Wie interpretiert man das Histogramm auf Clipping?
Das Histogramm zeigt Clipping durch Balken die an den Rändern anschlagen:
- Rechts anliegend (Lichter): Highlight Clipping vorhanden
- Links anliegend (Schatten): Shadow Clipping vorhanden
- Beides: Extremer Kontrast – Belichtungsreihe oder ND-Filter nötig
Wann sind Blinkies akzeptabel?
Nicht jede Blinky-Markierung erfordert Handlung:
| Blinkende Bereiche | Handlungsbedarf |
|---|---|
| Lichtquellen selbst (Sonne, Lampen, Reflektionen) | Kein – physikalisch unvermeidbar |
| Sehr kleine helle Flächen (Glanzlichter auf Metall) | Meist akzeptabel |
| Himmel oder große Flächen mit Zeichnungsbedarf | Belichtung reduzieren |
| Hauttöne oder wichtige Motivbereiche | Immer korrigieren |
Strategien gegen Ausbrennungen
1. Belichtung reduzieren: Belichtungskorrektur −0.3 bis −1 EV einsetzen bis die Blinkies verschwinden.
2. ETTR kontrolliert einsetzen: Lichter knapp an die Grenze bringen ohne auszubrennen → maximale Bildinformation (→ Beitrag 12.1).
3. ND-Verlaufsfilter: Himmel mit Verlaufsfilter abdunkeln, Vordergrund korrekt belichten.
4. Belichtungsreihe aufnehmen: Mehrere Belichtungen, später zusammenführen.
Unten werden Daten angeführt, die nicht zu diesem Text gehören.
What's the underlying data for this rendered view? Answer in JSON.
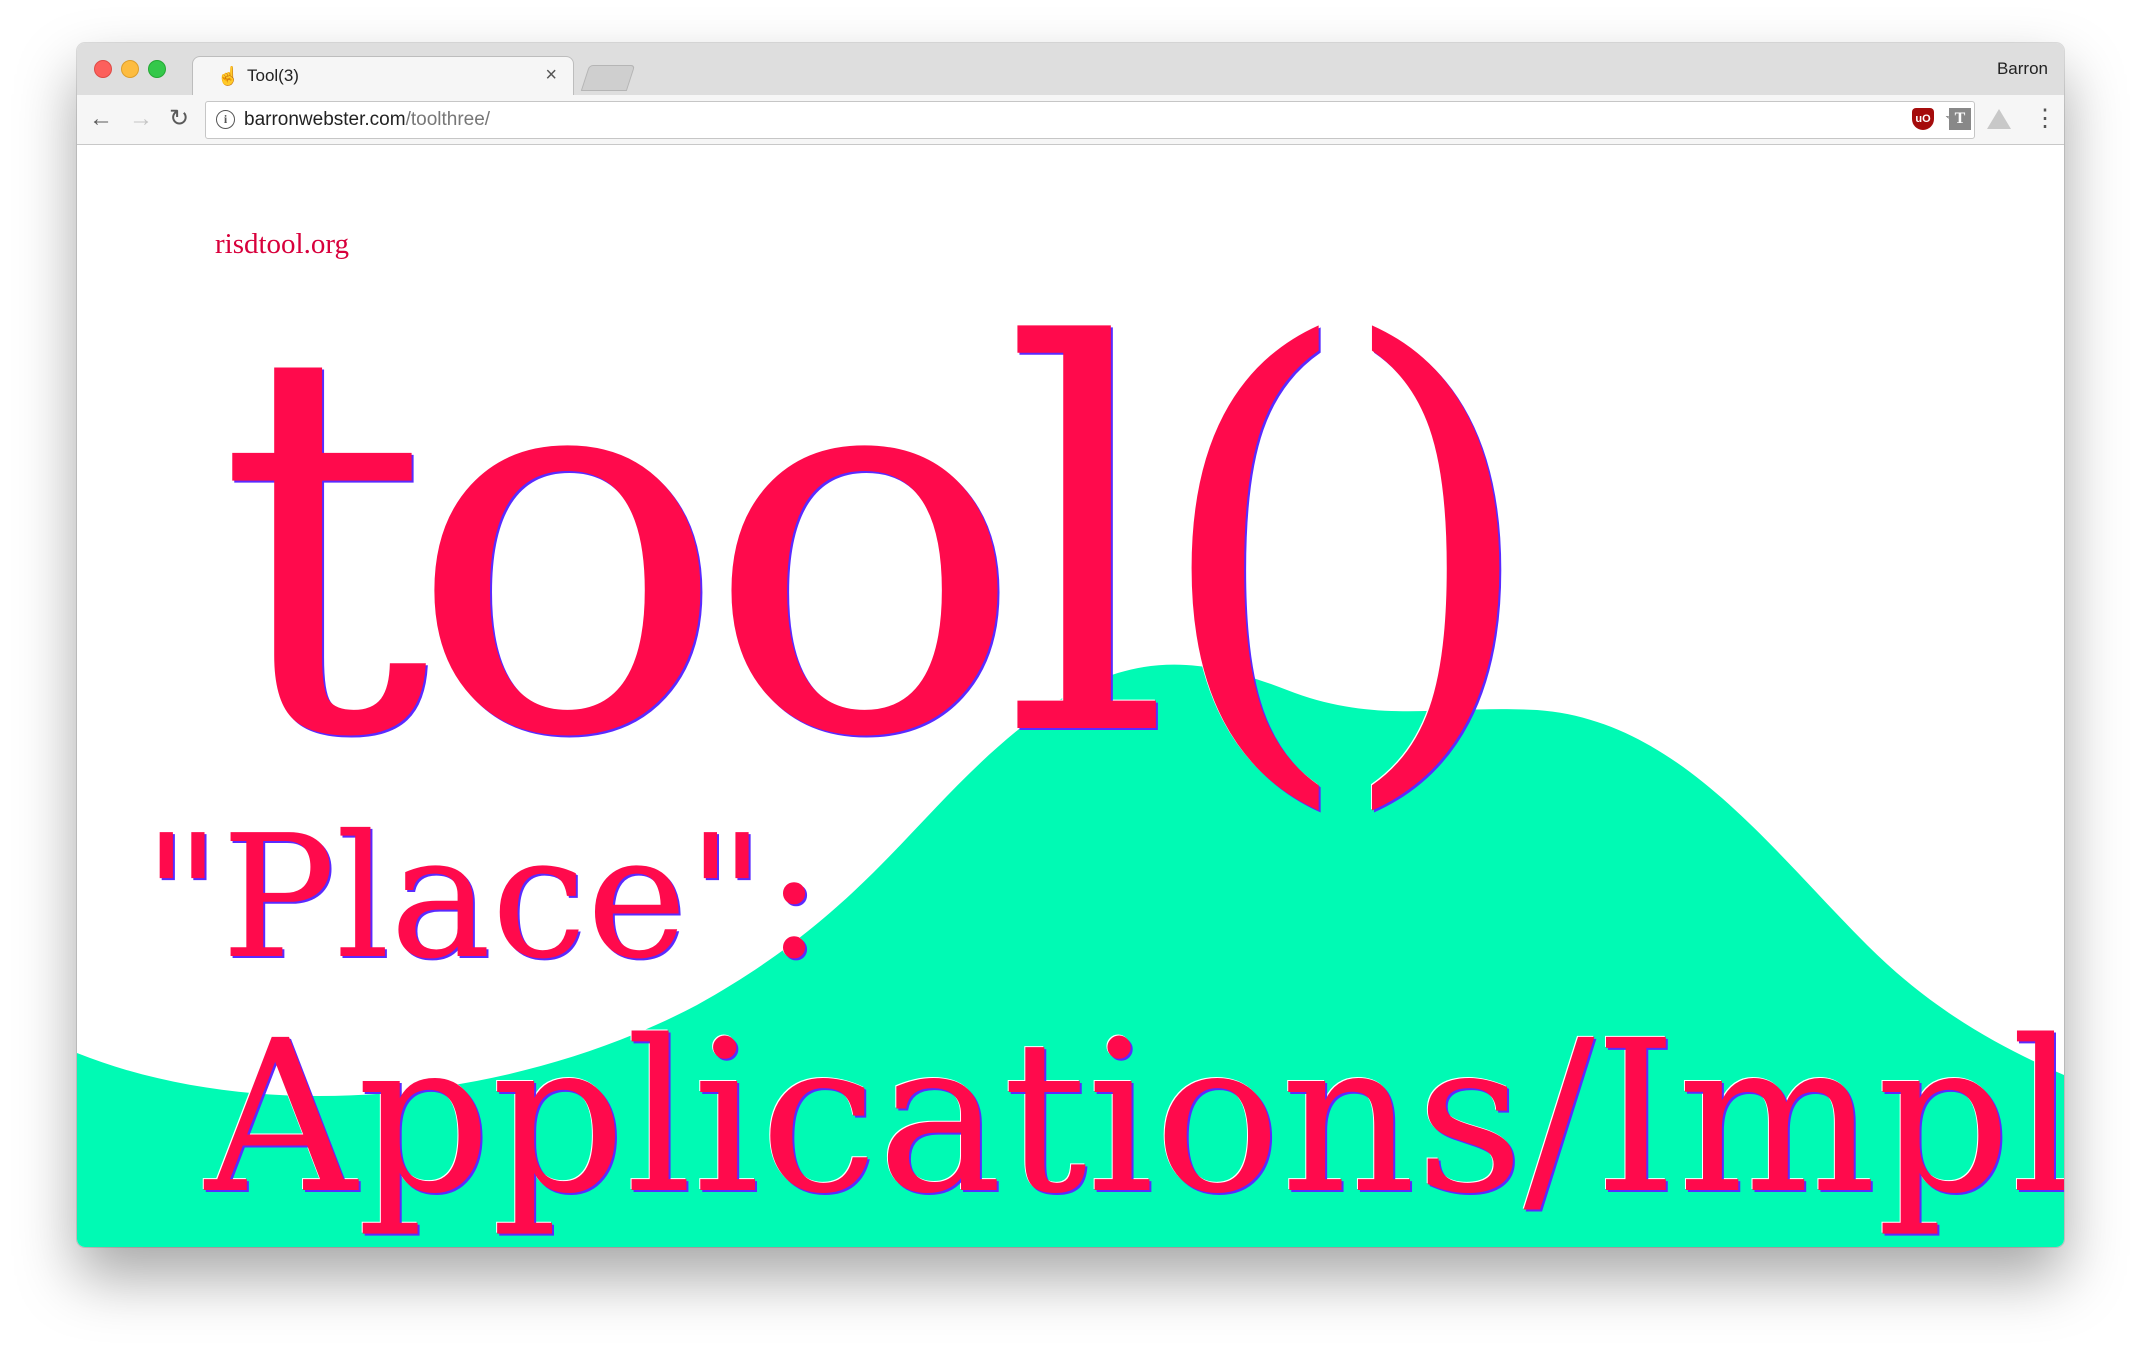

5. RAW-Puffer nutzen: In RAW knapp übersteuern → in der Entwicklung Lichter-Regler zurückziehen. Funktioniert bis ca. +1 bis +2 EV je nach Sensor.
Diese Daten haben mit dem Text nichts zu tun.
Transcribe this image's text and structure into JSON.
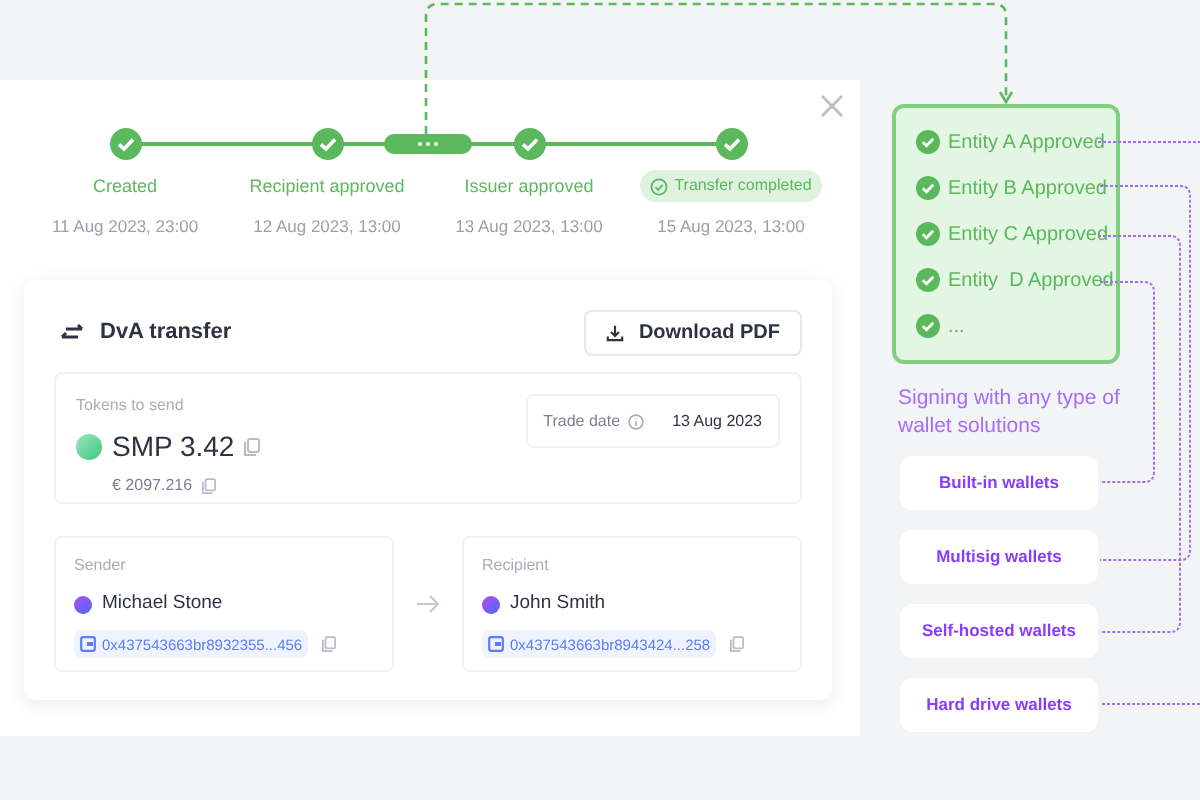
{
  "steps": [
    {
      "label": "Created",
      "date": "11 Aug 2023, 23:00",
      "done": true,
      "kind": "step"
    },
    {
      "label": "Recipient approved",
      "date": "12 Aug 2023, 13:00",
      "done": true,
      "kind": "step"
    },
    {
      "label": "Issuer approved",
      "date": "13 Aug 2023, 13:00",
      "done": true,
      "kind": "step"
    },
    {
      "label": "Transfer completed",
      "date": "15 Aug 2023, 13:00",
      "done": true,
      "kind": "badge"
    }
  ],
  "transfer": {
    "title": "DvA transfer",
    "download_button": "Download PDF",
    "tokens": {
      "label": "Tokens to send",
      "amount": "SMP 3.42",
      "value": "€ 2097.216"
    },
    "trade_date": {
      "label": "Trade date",
      "value": "13 Aug 2023"
    },
    "parties": [
      {
        "role": "Sender",
        "name": "Michael Stone",
        "address": "0x437543663br8932355...456"
      },
      {
        "role": "Recipient",
        "name": "John Smith",
        "address": "0x437543663br8943424...258"
      }
    ]
  },
  "approvals": [
    {
      "label": "Entity A Approved",
      "checked": true
    },
    {
      "label": "Entity B Approved",
      "checked": true
    },
    {
      "label": "Entity C Approved",
      "checked": true
    },
    {
      "label": "Entity  D Approved",
      "checked": true
    },
    {
      "label": "...",
      "checked": true
    }
  ],
  "signing_note": "Signing with any type of wallet solutions",
  "wallets": [
    "Built-in wallets",
    "Multisig wallets",
    "Self-hosted wallets",
    "Hard drive wallets"
  ]
}
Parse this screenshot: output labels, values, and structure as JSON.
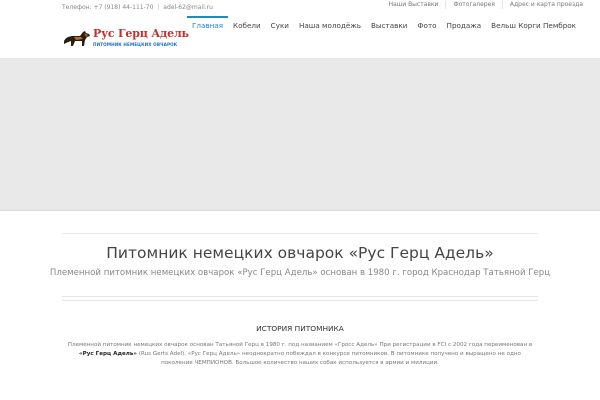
{
  "topbar": {
    "phone": "Телефон: +7 (918) 44-111-70",
    "separator": "|",
    "email": "adel-62@mail.ru",
    "links": [
      "Наши Выставки",
      "Фотогалерея",
      "Адрес и карта проезда"
    ]
  },
  "logo": {
    "title": "Рус Герц Адель",
    "subtitle": "ПИТОМНИК НЕМЕЦКИХ ОВЧАРОК",
    "icon": "german-shepherd-icon"
  },
  "nav": {
    "items": [
      "Главная",
      "Кобели",
      "Суки",
      "Наша молодёжь",
      "Выставки",
      "Фото",
      "Продажа",
      "Вельш Корги Пемброк"
    ],
    "active_index": 0
  },
  "main": {
    "heading": "Питомник немецких овчарок «Рус Герц Адель»",
    "subheading": "Племенной питомник немецких овчарок «Рус Герц Адель» основан  в 1980 г. город Краснодар Татьяной Герц",
    "section_title": "ИСТОРИЯ ПИТОМНИКА",
    "body": {
      "part1": "Племенной питомник немецких овчарок основан Татьяной Герц в 1980 г. под названием «Гросс Адель» При регистрации в FCI с 2002 года переименован в",
      "strong": "«Рус Герц Адель»",
      "part2": "(Rus Gerts Adel). «Рус Герц Адель» неоднократно побеждал в конкурсе питомников. В питомнике получено и выращено не одно поколение ЧЕМПИОНОВ. Большое количество наших собак используется в армии и милиции."
    }
  },
  "colors": {
    "accent": "#1a8bc9",
    "logo_red": "#c0312b",
    "logo_blue": "#1d6fb8",
    "hero_bg": "#e9e9e9"
  }
}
Zebra-Funktion (Video/Profi-Kameras)
Viele Videokameras und Profi-Fotokameras bieten statt Blinkies ein Zebra-Muster – ein diagonales Streifenmuster in allen Bereichen, die einen einstellbaren Schwellwert überschreiten (z. B. 95 % Helligkeit). Das Zebra warnt früher als das Clipping und ermöglicht gezieltere Steuerung.
Praxistipp
Blinkies im Live-View aktivieren (sofern die Kamera das unterstützt) – dann sieht man die Ausbrennungen bereits vor der Aufnahme und kann sofort korrigieren. Besonders bei Gegenlicht und hellem Himmel ist das unverzichtbar. Kombiniert mit dem Histogramm im EVF entsteht ein sehr präzises Bild der Belichtungssituation ohne einen einzigen Testschuss zu machen.